Hemorphins are multifunctional peptides derived from hemoglobin or blood processing. They have been found at high levels within the central nervous system where they have a direct effect on neuronal cells via peptidergic receptors. As relatively few studies have examined their metabolic stability in the brain, such investigation was performed to locate the cellular distribution of enzymatic activity against these peptides. High-performance liquid chromatography (HPLC) combined with electrospray ionisation mass spectrometry (ESI-MS) allows identification of degradation products resulting from incubation of Hemorphin-7 peptides (LVV-hemorphin-7, VV-hemorphin-7 and Hemorphin-7) with subcellular fractions isolated from rat brain tissue.
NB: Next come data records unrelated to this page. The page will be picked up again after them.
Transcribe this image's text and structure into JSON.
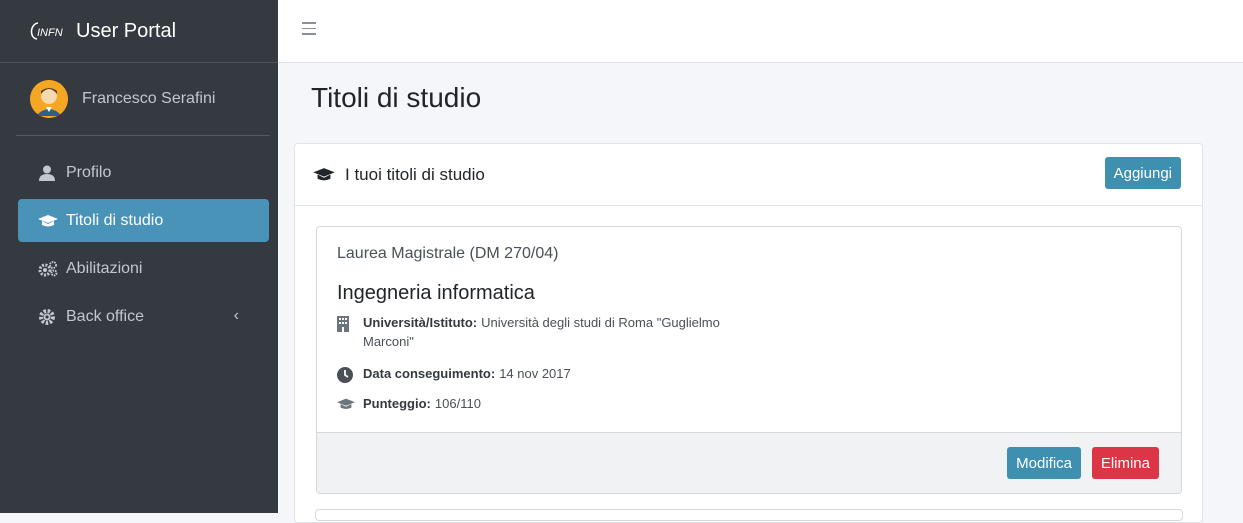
{
  "brand": {
    "logo_text": "INFN",
    "title": "User Portal"
  },
  "user": {
    "name": "Francesco Serafini"
  },
  "sidebar": {
    "items": [
      {
        "label": "Profilo",
        "icon": "user-icon"
      },
      {
        "label": "Titoli di studio",
        "icon": "graduation-cap-icon",
        "active": true
      },
      {
        "label": "Abilitazioni",
        "icon": "cogs-icon"
      },
      {
        "label": "Back office",
        "icon": "cog-icon",
        "caret": "‹"
      }
    ]
  },
  "page": {
    "title": "Titoli di studio"
  },
  "card": {
    "header": "I tuoi titoli di studio",
    "add_label": "Aggiungi"
  },
  "degree": {
    "type": "Laurea Magistrale (DM 270/04)",
    "title": "Ingegneria informatica",
    "university_label": "Università/Istituto:",
    "university_value": "Università degli studi di Roma \"Guglielmo",
    "university_value_2": "Marconi\"",
    "date_label": "Data conseguimento:",
    "date_value": "14 nov 2017",
    "score_label": "Punteggio:",
    "score_value": "106/110",
    "edit_label": "Modifica",
    "delete_label": "Elimina"
  },
  "colors": {
    "sidebar_bg": "#343a40",
    "active": "#4a93b8",
    "info": "#3e8fb0",
    "danger": "#dc3545"
  }
}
Metabolic activities were found against the three peptides in brain homogenate and subcellular fractions with the highest metabolic activity (<3% peptide remaining after 10 min) observed in the microsomal fraction which processed Hemorphin-7 peptides mainly into N-terminal fragments (giving LVVH5) suggesting action of brain-membrane enzymes with C-terminal specificity. Incubation of the ACE inhibitor captopril (0.2 microM) with microsomal fraction, together with LVVH7, decreased the processing of LVVH7 to form LVVH5 by 85%.
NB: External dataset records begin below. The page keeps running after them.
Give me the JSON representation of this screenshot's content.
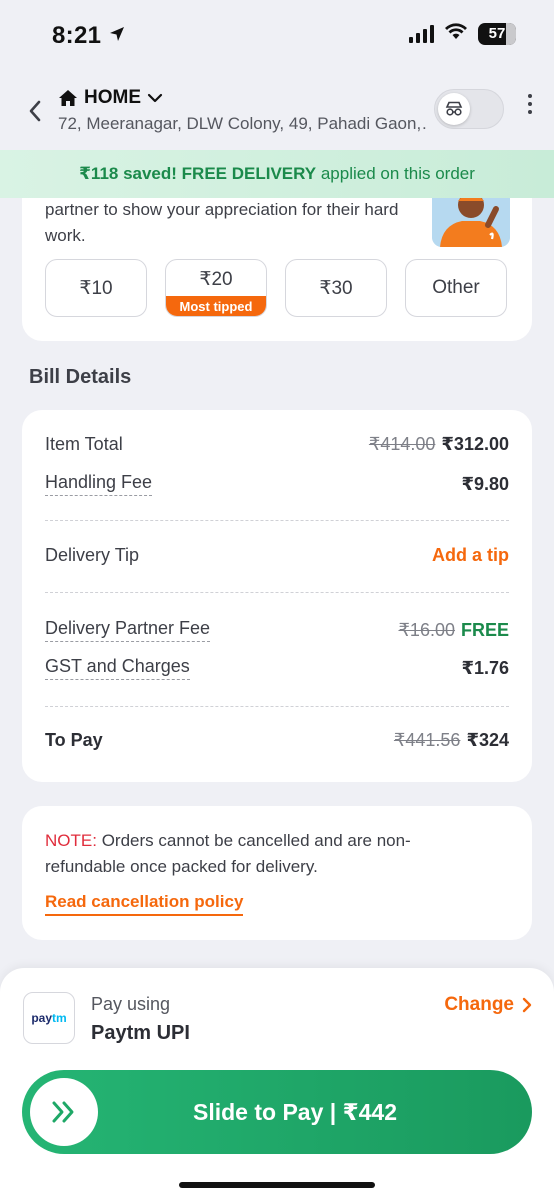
{
  "status_bar": {
    "time": "8:21",
    "battery": "57"
  },
  "header": {
    "address_title": "HOME",
    "address_line": "72, Meeranagar, DLW Colony, 49, Pahadi Gaon,…"
  },
  "savings_banner": {
    "amount_text": "₹118 saved! FREE DELIVERY",
    "suffix_text": "applied on this order"
  },
  "tip_section": {
    "description": "partner to show your appreciation for their hard work.",
    "options": [
      {
        "label": "₹10"
      },
      {
        "label": "₹20",
        "badge": "Most tipped"
      },
      {
        "label": "₹30"
      },
      {
        "label": "Other"
      }
    ]
  },
  "bill_details": {
    "title": "Bill Details",
    "item_total": {
      "label": "Item Total",
      "original": "₹414.00",
      "value": "₹312.00"
    },
    "handling_fee": {
      "label": "Handling Fee",
      "value": "₹9.80"
    },
    "delivery_tip": {
      "label": "Delivery Tip",
      "action": "Add a tip"
    },
    "delivery_partner_fee": {
      "label": "Delivery Partner Fee",
      "original": "₹16.00",
      "value": "FREE"
    },
    "gst": {
      "label": "GST and Charges",
      "value": "₹1.76"
    },
    "to_pay": {
      "label": "To Pay",
      "original": "₹441.56",
      "value": "₹324"
    }
  },
  "note": {
    "label": "NOTE:",
    "text": "Orders cannot be cancelled and are non-refundable once packed for delivery.",
    "link": "Read cancellation policy"
  },
  "payment": {
    "logo_pay": "pay",
    "logo_tm": "tm",
    "pay_using": "Pay using",
    "method": "Paytm UPI",
    "change": "Change",
    "slide_label": "Slide to Pay | ₹442"
  },
  "colors": {
    "accent_orange": "#f5680d",
    "success_green": "#1b8a4b",
    "note_red": "#e02d3c",
    "pay_button_green": "#1fa867"
  }
}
Serum levels of Hemorphin-7 peptides in patients with breast cancer
Clin Chim Acta 2003 Nov;337(1-2):59-67.PMID:14568181DOI:10.1016/j.cccn.2003.07.011.
Background: Increased expression of cathepsin D (CD) and B (CB) is found in some cancers and correlates with the development of clinical metastases. It was suggested that these cathepsins could be used as prognostic markers, especially CD in breast cancer. Because serum level of Hemorphin-7 (H7) peptides could reflect CD activity, we have hypothesised that it could be used as a prognostic factor in breast cancer. Methods: To verify this hypothesis, H7 serum levels from 62 breast cancer patients and 25 healthy controls were measured by ELISA. Results: The mean serum concentration of H7 was 2.27+/-0.63 mumol/l in breast cancer patients in comparison with 4.09+/-1.05 mumol/l in controls (p=0.002). This reduced level of H7 in breast cancer could be due to the over-expression of CB, which exhibits strong interaction with H7 in vitro, with a ratio K(cat)/K(m) estimated at 18000 s(-1) M(-1). Conclusions: Because H7 serum levels did not correlate with other parameters including age, CA15-3 and ACE markers, it seems that they might be used as independent markers for the diagnosis of breast cancer.